SEN. BERNIE SANDERS (I-Vt.) is set to headline town hall events in Western states with Rep. Alexandria Ocasio-Cortez (D-N.Y.) beginning Thursday, as progressives outline a strategy for a “populist revolt” to fight back against President Trump.
Sanders’s rallies across the Midwest have drawn huge crowds, with thousands of supporters in small towns and rural parts of the country gathering to hear his message on lifting the working class.
Those events have been among the few bright spots for Democrats, who have largely struggled to land on a consistent message or united front against Trump during his second term.
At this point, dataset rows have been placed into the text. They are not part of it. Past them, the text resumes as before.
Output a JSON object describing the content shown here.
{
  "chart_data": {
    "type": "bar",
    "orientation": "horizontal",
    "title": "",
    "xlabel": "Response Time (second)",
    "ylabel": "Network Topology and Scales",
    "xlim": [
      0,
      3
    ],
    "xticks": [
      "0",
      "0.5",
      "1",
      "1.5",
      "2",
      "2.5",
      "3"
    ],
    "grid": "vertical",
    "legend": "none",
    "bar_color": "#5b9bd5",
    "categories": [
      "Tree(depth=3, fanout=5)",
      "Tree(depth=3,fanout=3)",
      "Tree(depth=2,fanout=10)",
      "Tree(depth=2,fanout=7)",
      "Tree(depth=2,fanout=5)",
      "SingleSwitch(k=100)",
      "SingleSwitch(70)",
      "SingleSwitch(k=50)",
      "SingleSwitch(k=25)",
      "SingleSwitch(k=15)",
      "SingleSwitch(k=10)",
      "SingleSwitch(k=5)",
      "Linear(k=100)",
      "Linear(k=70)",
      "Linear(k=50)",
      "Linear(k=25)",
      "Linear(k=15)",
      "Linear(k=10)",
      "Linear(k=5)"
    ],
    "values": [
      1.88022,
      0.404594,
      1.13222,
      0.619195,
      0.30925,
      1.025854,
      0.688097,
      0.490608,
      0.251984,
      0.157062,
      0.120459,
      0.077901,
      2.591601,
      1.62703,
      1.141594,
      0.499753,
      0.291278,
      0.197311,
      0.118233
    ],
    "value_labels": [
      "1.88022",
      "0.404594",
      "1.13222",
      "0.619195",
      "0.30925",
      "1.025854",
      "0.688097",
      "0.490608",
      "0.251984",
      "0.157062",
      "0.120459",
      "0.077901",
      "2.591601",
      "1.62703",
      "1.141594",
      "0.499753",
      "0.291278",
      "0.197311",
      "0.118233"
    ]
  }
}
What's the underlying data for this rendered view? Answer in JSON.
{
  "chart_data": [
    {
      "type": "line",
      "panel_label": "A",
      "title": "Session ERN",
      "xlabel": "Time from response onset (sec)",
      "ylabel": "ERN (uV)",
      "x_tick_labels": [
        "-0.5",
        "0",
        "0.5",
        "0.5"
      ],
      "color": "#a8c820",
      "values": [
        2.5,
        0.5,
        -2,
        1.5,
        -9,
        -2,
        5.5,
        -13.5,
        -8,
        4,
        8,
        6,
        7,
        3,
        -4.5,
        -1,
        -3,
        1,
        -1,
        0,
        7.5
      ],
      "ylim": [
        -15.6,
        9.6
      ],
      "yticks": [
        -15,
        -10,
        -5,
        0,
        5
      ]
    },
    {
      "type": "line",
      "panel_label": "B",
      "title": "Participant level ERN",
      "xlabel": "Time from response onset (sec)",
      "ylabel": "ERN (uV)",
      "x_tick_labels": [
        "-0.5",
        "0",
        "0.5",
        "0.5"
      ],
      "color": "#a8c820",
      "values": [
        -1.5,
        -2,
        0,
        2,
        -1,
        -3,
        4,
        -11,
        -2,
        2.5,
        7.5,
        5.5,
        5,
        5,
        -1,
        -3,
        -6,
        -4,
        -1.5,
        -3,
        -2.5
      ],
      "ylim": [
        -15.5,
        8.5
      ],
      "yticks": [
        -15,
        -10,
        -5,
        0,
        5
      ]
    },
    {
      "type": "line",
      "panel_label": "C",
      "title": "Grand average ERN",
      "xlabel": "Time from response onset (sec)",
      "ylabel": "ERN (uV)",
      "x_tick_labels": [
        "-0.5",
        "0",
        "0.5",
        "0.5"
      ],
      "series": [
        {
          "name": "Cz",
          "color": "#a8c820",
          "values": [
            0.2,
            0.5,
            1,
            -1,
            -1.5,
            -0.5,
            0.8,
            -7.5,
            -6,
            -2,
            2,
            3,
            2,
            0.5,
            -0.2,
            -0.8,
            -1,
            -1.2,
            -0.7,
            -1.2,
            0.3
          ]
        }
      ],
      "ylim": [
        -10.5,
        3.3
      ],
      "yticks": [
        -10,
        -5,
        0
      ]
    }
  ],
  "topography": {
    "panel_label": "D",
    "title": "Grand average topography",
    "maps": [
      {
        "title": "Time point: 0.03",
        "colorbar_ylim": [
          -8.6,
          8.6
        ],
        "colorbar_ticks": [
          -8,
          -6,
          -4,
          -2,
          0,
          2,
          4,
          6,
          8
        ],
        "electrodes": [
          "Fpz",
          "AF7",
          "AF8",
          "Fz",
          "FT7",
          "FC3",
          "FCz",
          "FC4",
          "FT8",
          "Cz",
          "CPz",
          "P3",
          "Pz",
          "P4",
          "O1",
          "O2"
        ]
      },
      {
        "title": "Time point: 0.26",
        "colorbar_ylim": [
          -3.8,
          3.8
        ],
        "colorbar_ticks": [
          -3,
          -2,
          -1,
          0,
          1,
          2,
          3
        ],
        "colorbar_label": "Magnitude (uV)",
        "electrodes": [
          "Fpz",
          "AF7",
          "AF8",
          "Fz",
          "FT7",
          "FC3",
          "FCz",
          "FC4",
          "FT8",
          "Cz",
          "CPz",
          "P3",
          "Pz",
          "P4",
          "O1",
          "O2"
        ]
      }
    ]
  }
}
Polls show the Democratic Party’s brand is at a historical low point, while Trump’s approval rating is hovering near all-time highs.
Sanders adviser Faiz Shakir said he’s received countless questions from Democrats about how the 83-year-old is able to marshal such intense enthusiasm in surprising parts of the country.
“We’re living in an intensely populist moment right now: it’s not ‘left versus right,’ it’s 'very top versus everyone else’,” Shakir wrote in a new memo titled "The Populist Revolt Is Happening."
“Trump continues to outperform the Democratic brand because even while chaotically pursuing regressive policies and gradually sinking in the polls, he retains some populist appeal by showing open confrontation with political elites," the Sanders adviser writes.
"The Democratic brand is struggling because voters do not see Party leaders as 'top 1 percent versus bottom 99 percent' warriors; instead it is too often understood as focusing on anything but core economic issues.”
Shakir said he expects “more and more working class voters will become disillusioned” with Trump’s policies and that Democrats can recapture that support if they adopt Sanders’s “class-based economic fights that both decry the corruption of our political and economic systems and combine that with bold action.”
“Only then will the Party be given governing authority and popular mandate to do something about it,” Shakir wrote.
Sanders’s step back into the spotlight has predictably ignited questions about a possible third presidential run. But he told The New York Times earlier this year: “I am 83 years old. I do not think I’m going to be running for president.”